REPUBLIKA.CO.ID, JAKARTA -- Regional Comprehensive Economic Partnership (RCEP) atau Kemitraan Ekonomi Komprehensif Regional dinilai akan memberikan beberapa akses pasar baru bagi produk industri nasional. Maka pelaku industri di dalam negeri harus memanfaatkan peluang RCEP tersebut.
“Mari kita bersama-sama memahami seluk-beluk RCEP ini. Rencananya ditandatangani pada KTT RCEP di bulan November tahun ini,” kata Direktur Jenderal Ketahanan Perwilayahan dan Akses Industri Internasional (KPAII) Kementerian Perindustrian (Kemenperin) Dody Widodo pada webinar, Selasa (20/10).
Ia mengatakan, pelaku industri di Indonesia juga harus siap menghadapi berbagai tantangan dari implementasi RCEP. “Misalnya, potensi lonjakan impor, meningkatnya kompetisi atau persaingan dalam memperoleh pasar luar negeri baik dalam perdagangan barang dan jasa, maupun persaingan dalam menarik investasi,” tuturnya.

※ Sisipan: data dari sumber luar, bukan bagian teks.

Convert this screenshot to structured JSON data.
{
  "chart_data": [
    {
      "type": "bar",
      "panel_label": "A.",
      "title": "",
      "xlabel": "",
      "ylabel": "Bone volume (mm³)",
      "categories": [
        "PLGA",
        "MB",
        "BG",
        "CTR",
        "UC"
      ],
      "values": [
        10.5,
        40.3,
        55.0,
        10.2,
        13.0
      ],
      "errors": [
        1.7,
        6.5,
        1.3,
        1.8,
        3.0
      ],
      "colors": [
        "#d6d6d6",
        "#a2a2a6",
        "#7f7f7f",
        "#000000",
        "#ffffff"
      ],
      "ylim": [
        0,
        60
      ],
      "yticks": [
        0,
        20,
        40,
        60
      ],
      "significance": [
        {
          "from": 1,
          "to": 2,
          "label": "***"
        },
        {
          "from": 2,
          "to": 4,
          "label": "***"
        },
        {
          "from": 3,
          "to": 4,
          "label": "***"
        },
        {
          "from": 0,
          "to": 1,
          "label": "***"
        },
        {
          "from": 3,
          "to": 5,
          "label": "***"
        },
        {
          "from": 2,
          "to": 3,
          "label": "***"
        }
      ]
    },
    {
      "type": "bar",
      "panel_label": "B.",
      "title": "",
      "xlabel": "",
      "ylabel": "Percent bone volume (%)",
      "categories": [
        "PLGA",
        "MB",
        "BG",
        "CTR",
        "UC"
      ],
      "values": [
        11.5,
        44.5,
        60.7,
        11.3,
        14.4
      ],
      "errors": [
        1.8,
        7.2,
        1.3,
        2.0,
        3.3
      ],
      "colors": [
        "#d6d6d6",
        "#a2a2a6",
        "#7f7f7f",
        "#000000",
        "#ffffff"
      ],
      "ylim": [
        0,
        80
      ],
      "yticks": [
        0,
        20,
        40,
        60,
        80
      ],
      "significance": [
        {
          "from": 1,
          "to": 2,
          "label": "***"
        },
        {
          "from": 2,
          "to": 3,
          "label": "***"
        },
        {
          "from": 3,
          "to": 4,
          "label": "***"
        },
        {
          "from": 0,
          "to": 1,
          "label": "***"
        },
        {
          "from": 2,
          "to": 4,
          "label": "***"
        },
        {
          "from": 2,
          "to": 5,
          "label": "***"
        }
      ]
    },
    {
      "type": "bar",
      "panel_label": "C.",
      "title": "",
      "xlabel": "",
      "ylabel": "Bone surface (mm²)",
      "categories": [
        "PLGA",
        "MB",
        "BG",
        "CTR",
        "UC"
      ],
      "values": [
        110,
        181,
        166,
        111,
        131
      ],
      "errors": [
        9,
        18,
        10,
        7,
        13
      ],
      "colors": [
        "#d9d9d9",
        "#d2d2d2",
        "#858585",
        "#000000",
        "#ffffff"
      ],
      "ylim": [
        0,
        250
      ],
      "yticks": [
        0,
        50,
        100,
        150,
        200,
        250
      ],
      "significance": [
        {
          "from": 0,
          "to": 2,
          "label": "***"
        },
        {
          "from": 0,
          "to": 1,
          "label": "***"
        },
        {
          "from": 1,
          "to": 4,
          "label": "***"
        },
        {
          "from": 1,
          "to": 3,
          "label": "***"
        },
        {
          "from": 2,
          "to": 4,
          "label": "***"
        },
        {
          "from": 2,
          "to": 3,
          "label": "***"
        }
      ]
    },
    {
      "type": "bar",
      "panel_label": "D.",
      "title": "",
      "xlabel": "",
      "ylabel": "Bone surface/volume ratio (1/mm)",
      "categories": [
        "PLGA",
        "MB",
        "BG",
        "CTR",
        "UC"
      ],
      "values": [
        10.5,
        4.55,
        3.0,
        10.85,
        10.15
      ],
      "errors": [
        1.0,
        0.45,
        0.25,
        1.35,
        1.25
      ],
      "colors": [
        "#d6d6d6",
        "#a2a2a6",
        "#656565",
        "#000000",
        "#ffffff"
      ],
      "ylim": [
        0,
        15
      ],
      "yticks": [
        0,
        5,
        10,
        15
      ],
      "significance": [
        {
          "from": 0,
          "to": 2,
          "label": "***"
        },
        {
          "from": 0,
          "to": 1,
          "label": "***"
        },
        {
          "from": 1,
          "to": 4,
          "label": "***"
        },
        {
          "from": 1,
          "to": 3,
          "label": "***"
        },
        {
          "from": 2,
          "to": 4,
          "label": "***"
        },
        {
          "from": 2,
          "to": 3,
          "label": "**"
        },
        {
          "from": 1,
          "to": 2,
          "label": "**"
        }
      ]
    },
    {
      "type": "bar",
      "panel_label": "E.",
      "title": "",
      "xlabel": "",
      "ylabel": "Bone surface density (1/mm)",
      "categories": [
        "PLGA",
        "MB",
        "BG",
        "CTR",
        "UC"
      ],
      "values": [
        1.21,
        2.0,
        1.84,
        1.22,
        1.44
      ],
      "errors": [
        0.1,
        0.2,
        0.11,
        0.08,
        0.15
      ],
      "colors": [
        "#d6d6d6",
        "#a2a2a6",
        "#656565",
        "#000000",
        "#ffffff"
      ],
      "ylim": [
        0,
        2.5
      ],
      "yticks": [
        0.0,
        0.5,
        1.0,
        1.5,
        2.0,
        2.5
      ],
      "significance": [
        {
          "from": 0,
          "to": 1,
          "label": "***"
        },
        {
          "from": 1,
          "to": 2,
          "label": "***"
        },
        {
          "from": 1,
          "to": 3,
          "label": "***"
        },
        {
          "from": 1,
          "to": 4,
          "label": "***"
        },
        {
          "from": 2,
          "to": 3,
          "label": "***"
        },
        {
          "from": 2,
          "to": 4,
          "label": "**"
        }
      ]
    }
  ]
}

RCEP merupakan perjanjian perdagangan bebas yang melibatkan sepuluh negara anggota ASEAN, yaitu Indonesia, Brunei Darussalam, Kamboja, Laos, Malaysia, Myanmar, Filipina, Singapura, Thailand dan Vietnam. Selain itu, implementasi RCEP melibatkan enam negara mitra, yakni China, Jepang, Korea Selatan, Australia, Selandia Baru, dan India.
“Konsep RCEP merupakan inisiasi dari Indonesia pada saat Indonesia menjadi ketua ASEAN pada tahun 2011. Ini bertujuan mengintegrasikan kemitraan ASEAN dengan keenam negara mitra yang sudah terbentuk sebelumnya,” jelas Dody.
Perjanjian kerja sama yang sudah terbentuk tersebut, antara lain ASEAN – China Free Trade Agreement (ACFTA), ASEAN – Korea Free Trade Agreement (AKFTA), ASEAN – Japan Comprehensive Economic Partnership (AJCEP), ASEAN – Australia – New Zealand Free Trade Agreement (AANZFTA), dan ASEAN – India Free Trade Agreement (AIFTA). Menurutnya, RCEP akan menjadi salah satu perjanjian perdagangan bebas regional terbesar (mega FTA) di dunia.
Tanpa India, perjanjian ini mencakup 29,6 persen penduduk dunia, kemudian 30,2 persen produk domestik bruto dunia, sekitar 27,4 persen perdagangan dunia, dan 29,8 persen Foreign Direct Investment (FDI) dunia. “Sedangkan, jika India bergabung, maka perjanjian ini akan mencakup 47,5 persen penduduk dunia, sebesar 33,5 persen produk domestik bruto dunia, sekitar 29,5 persen perdagangan dunia, dan 33,7 persen FDI dunia,” ujar Dody.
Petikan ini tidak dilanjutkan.